Citizen Portal

Southside ISD bilingual/ESL report: program serves about 30% of students, mixed assessment results prompt targeted supports

6408206 · October 16, 2025

Get AI-powered insights, summaries, and transcripts

Subscribe
AI-Generated Content: All content on this page was generated by AI to highlight key points from the meeting. For complete details and context, we recommend watching the full video. so we can fix them.

Summary

District bilingual director Melissa Martinez told trustees the bilingual/ESL program served roughly 1,800 students in 2024–25 (about 29.5% of enrollment) and presented academic and English‑proficiency data that show gains in several grades and continued focus areas requiring targeted professional development.

Southside ISD’s bilingual and English‑as‑a‑second‑language (ESL) annual evaluation was presented Oct. 15, showing the program served roughly 1,800 students (about 29.5% of district enrollment) during 2024–25 and highlighting instructional and reclassification outcomes.

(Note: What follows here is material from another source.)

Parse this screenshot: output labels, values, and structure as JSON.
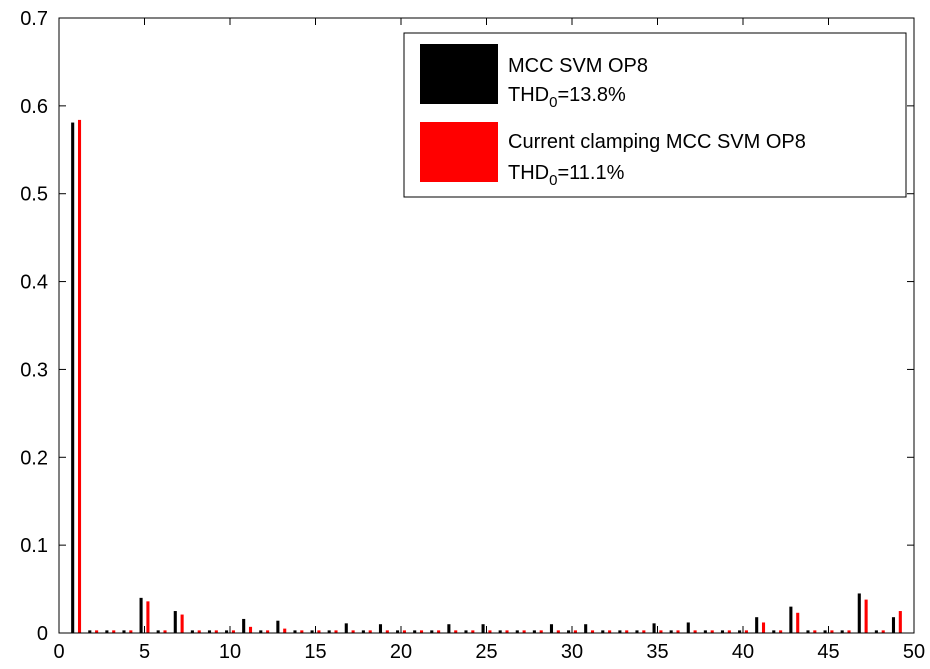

Melissa Martinez, bilingual director, said the district supports content‑based and pull‑out ESL models and both one‑way and two‑way dual‑language programs. She reported 84 reclassifications to English proficiency in 2024–25 and 98 monitored students through year‑4 status. Martinez summarized academic assessment results (STAAR/TELPAS component scores) by grade and subject. She said several grades showed increases in Approaches/Meets/Masters levels (for example, third‑ and fourth‑grade reading showed gains), while some secondary grades and particular subject areas declined or were affected by higher statewide cut scores; she noted that the state raised cut scores for certain grades in 2025.

Martinez detailed supports the department is implementing: targeted professional development in content‑based language instruction, differentiated campus training, campus accountability walkthroughs and collaboration with content coordinators. She noted six bilingual‑education waivers and twelve ESL waivers were filed for teachers serving in bilingual/ESL assignments, and that no teachers attained bilingual certification that year. The presentation highlighted campus programs such as a district Spanish spelling bee, a dual‑language recognition event and a TELPAS boot camp for high‑priority campuses.

Ending: Trustees thanked staff for the data and asked for continued campus‑level follow up; the district will continue monitoring progress and delivering targeted PD to support Meets and Masters performance.